Thursday, December 13, 2007

Flickr Stats how is it built

    Flickr Stats how is it built.
  • All Collection is done realtime
  • MYISAM and INNODB is used
  • The data is spread across 6 clusters (12 servers-6 used, 6 for fail over) mainly for data storage requirements
  • Memcache is not used at all in the core of the product.




In summary this was the longest project that I worked on, other then rebuilding the backend for Flickr when I first came on. The inner workings are very complex to achieve real-time collection-while not affecting page load times of a photo page. Most of my time was spent on creating a distributed lock once my DB design was solid.

Things that would really make life easier:

MYSQL AB gets rid of MYISAM and makes PBXT its replacement. I don't need all the great features of INNODB but I would like some. I'll go more into this later.

Additionally INSERT DELAYED worked with ON DUPLICATE UPDATE. Currently it does not.

Finally cross Engine Transactions would be cool but really not required.

Tuesday, December 11, 2007

Distributed Locking Solving it with mySQL

At Flickr we use a Federated Architecture, where the WHOLE of the data is spread across many servers. This means that when you load a photo page the dynamic data generated is hitting a server that holds that data, while another photo page view may hit another server for content.

Now to do complex operations to control the flow of what operates on data, the complex operation must lock the data. Let's call this a global lock, which is used to coordinate many jobs. Now to make these operations fast, lets run many processes across many servers. Essentially we needed to solve a hard problem in parallel computing: distributed locking.

This took a bunch of dedicated time to get done properly. We solved the issue by using 3 database clusters.

First I used the coolest mysql feature out there; GET_LOCK and IS_FREE_LOCK. These two mysql function are the heart of the distributed lock.

Why use them both?

GET_LOCK will lock a string in MEMORY on mysql, and anything else trying to get a lock on that string will have to wait until TIMEOUT is reached.

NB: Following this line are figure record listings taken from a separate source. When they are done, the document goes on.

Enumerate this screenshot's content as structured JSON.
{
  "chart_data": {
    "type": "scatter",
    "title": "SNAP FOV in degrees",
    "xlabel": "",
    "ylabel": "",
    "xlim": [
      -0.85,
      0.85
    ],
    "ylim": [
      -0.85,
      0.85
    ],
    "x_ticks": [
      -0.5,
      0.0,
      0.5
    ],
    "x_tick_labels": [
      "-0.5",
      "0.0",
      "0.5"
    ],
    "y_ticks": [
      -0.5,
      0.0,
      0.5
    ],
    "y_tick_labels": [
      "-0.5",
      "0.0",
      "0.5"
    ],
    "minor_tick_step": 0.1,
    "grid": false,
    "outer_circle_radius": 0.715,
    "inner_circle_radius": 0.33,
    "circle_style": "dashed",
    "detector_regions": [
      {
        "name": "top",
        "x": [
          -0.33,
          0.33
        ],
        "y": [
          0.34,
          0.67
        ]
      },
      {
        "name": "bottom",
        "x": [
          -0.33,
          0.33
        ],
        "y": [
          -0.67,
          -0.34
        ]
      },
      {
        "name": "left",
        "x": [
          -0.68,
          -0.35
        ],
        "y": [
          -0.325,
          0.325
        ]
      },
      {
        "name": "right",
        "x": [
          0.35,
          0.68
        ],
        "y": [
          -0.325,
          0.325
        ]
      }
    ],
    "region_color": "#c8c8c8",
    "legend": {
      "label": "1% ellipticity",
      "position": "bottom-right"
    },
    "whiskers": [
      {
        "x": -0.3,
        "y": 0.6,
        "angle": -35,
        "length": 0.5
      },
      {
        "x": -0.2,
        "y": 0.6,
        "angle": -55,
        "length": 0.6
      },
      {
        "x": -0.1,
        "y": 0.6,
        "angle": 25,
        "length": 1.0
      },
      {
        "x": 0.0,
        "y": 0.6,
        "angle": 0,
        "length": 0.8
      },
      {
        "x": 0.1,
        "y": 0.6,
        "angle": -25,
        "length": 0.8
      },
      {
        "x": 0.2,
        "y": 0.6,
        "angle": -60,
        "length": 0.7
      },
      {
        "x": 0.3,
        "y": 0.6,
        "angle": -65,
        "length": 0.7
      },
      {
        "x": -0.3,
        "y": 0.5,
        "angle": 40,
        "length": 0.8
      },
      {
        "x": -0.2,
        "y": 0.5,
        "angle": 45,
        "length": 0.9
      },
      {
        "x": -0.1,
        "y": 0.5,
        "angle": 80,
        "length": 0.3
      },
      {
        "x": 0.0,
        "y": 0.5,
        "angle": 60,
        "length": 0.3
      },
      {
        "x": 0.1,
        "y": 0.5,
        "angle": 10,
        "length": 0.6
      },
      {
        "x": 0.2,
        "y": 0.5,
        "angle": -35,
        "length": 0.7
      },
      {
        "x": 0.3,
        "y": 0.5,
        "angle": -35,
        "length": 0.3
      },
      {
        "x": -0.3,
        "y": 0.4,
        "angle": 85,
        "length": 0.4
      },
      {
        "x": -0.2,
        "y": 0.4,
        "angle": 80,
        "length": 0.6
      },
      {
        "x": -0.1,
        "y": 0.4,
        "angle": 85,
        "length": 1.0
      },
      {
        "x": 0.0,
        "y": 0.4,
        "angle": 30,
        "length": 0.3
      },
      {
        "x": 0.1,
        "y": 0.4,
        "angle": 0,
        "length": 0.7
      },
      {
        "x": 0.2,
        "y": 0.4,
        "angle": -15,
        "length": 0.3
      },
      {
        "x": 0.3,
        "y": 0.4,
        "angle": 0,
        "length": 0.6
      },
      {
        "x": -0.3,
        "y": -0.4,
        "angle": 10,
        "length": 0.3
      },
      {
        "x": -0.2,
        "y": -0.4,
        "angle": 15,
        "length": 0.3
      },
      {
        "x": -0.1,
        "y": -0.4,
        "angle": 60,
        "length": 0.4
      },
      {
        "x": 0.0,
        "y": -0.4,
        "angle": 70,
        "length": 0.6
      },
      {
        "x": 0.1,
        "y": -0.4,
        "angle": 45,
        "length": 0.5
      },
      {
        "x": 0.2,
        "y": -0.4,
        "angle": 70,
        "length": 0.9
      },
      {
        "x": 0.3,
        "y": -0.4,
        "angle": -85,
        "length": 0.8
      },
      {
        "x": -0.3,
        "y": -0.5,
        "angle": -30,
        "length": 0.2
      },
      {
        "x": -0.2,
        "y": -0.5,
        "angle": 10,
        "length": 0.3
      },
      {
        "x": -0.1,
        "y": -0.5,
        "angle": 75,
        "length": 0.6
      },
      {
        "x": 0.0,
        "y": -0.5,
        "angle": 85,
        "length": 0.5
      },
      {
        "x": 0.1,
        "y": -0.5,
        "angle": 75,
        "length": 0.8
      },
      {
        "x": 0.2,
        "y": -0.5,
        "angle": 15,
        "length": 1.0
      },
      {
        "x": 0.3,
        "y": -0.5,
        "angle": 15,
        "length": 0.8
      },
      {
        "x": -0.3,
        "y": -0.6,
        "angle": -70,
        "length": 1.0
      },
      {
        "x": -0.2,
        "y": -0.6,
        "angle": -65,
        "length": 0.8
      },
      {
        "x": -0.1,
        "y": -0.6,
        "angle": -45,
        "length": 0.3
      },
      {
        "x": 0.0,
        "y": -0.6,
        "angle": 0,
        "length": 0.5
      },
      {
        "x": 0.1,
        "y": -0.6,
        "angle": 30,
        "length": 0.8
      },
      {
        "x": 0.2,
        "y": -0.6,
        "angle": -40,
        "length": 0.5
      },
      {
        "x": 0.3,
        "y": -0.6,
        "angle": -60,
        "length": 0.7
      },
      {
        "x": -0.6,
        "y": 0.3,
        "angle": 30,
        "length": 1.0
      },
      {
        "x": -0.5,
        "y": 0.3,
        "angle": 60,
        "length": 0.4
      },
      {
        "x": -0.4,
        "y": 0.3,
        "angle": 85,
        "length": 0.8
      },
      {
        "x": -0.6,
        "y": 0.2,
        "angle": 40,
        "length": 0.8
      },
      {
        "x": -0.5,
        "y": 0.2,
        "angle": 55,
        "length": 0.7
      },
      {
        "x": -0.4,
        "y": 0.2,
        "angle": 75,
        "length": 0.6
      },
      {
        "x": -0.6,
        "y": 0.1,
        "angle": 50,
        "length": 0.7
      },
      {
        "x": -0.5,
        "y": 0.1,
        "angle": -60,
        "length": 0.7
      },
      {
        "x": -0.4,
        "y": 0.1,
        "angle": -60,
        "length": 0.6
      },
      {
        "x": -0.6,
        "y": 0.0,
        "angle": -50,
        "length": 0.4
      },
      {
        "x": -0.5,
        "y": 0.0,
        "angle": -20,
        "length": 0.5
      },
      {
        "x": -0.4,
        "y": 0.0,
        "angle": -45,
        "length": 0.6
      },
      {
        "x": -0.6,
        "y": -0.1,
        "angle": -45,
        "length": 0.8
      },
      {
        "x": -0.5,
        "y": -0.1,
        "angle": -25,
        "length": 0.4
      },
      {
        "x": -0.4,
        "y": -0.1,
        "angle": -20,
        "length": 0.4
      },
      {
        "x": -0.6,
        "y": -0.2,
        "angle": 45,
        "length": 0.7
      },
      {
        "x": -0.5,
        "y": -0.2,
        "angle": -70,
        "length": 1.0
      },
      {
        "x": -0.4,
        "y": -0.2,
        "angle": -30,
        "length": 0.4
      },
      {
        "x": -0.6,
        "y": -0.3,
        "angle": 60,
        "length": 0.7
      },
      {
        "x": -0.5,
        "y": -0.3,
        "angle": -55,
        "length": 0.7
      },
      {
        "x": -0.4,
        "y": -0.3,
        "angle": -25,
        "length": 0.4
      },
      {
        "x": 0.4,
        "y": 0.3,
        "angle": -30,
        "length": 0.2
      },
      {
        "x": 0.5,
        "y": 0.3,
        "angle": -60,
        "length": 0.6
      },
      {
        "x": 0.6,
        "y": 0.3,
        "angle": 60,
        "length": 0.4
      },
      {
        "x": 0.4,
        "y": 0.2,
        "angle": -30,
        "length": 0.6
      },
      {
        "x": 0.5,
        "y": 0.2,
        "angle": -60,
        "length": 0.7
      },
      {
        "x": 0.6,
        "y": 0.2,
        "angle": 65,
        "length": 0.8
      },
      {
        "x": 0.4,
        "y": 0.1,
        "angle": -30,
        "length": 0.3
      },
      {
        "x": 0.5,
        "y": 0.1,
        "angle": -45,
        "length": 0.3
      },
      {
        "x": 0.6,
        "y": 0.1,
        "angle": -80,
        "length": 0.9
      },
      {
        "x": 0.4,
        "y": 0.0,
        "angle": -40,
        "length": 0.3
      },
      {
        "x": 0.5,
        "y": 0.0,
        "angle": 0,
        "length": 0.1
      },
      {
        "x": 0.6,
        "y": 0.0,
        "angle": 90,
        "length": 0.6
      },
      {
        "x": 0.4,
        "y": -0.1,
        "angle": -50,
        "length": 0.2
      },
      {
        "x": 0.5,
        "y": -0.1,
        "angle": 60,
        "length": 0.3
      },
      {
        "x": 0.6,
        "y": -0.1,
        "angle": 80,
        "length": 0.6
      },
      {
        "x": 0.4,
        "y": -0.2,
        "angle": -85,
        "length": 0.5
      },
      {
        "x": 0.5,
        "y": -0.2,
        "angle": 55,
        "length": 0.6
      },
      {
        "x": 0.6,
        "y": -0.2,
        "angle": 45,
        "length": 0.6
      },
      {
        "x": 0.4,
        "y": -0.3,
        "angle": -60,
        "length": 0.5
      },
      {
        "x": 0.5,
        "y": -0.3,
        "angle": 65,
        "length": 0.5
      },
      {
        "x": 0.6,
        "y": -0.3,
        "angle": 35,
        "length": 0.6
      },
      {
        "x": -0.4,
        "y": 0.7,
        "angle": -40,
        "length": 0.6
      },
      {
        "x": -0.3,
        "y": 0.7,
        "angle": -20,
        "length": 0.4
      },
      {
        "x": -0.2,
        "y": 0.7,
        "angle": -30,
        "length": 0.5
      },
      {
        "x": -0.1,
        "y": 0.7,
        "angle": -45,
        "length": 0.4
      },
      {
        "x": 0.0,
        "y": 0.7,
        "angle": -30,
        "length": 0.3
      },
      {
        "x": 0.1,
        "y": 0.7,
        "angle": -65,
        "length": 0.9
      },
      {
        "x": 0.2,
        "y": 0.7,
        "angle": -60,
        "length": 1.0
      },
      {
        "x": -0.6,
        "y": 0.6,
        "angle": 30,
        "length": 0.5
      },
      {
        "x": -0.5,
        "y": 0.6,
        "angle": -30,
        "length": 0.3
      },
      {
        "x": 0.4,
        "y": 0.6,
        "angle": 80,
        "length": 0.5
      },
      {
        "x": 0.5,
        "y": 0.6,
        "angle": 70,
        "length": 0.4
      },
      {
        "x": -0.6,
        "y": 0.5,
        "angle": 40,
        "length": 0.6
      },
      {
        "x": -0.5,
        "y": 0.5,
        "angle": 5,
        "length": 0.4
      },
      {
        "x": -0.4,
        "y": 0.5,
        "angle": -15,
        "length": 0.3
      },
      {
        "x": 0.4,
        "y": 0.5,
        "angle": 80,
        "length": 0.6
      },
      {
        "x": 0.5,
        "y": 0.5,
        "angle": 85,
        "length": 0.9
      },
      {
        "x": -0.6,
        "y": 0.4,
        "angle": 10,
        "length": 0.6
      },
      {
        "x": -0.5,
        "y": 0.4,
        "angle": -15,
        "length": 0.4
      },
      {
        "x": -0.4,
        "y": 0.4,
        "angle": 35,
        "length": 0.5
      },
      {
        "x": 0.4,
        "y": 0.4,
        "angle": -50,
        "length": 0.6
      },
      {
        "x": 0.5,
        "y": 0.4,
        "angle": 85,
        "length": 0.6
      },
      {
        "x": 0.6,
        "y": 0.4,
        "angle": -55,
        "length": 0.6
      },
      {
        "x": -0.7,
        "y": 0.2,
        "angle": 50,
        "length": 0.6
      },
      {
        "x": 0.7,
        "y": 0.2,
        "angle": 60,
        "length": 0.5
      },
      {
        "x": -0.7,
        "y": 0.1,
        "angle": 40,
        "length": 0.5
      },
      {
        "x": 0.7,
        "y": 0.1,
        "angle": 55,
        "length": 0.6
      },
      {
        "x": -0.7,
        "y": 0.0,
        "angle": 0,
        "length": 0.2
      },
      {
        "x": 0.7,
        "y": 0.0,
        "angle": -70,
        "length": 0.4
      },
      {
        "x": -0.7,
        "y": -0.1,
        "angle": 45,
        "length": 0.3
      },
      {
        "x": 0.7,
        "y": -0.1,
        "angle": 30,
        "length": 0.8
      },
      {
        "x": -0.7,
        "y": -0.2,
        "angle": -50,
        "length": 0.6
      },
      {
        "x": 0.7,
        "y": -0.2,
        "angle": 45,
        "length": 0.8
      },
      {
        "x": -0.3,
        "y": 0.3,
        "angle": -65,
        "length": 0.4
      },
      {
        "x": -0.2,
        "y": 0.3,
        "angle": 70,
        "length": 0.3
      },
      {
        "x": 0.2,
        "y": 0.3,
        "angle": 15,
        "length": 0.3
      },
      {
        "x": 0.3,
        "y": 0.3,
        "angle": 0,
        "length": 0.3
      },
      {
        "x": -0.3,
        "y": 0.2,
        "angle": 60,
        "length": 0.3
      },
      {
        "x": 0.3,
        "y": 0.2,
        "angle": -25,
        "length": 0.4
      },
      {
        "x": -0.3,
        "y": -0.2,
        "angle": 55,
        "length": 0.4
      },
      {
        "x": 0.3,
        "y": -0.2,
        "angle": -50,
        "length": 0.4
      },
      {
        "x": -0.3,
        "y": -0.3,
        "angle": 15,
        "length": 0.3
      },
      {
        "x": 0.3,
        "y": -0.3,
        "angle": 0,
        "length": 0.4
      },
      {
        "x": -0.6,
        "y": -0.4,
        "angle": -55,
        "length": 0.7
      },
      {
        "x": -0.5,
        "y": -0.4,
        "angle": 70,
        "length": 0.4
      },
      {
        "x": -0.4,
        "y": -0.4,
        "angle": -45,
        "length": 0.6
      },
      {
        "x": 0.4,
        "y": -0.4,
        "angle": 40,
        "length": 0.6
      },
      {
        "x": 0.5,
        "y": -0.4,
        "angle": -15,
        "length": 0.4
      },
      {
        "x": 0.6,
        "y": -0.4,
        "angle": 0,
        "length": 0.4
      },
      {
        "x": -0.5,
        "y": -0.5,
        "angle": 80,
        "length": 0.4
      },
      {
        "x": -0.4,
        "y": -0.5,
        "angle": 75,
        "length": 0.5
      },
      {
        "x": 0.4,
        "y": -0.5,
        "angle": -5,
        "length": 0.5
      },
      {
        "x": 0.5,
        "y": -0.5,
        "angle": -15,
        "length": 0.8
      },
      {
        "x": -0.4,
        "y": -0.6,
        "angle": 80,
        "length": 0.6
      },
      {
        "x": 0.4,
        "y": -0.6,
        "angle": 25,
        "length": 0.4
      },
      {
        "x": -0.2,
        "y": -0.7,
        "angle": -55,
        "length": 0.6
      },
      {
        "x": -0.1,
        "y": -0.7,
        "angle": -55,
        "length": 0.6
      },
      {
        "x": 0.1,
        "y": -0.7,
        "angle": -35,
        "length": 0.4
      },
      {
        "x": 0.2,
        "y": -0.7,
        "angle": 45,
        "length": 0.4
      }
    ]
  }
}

Since the TIMEOUT is in seconds, I don't want to wait and slow down everything, so we call IS_FREE_LOCK first which will return in a fraction of a ms


How do we use it?

We lock an entire Account classification by setting the lock on the owners Cluster.
An account classification is defined as ACCOUNT_123_TASK - which is the string for the lock, this is hashed to the same SERVER where the account is located.

Once the lock is established check another cluster to ensure that we have not performed the action already-this ensures that the event that entered the system doesn't corrupt data if the message to process made it into the system more then once.

Finally operate on the data, if any of the operations fail ROLLBACK all changes, log and continue.

The cool thing about this is that the locks and data are all in the same place. So, if the lock is not achievable then the data is unaffected.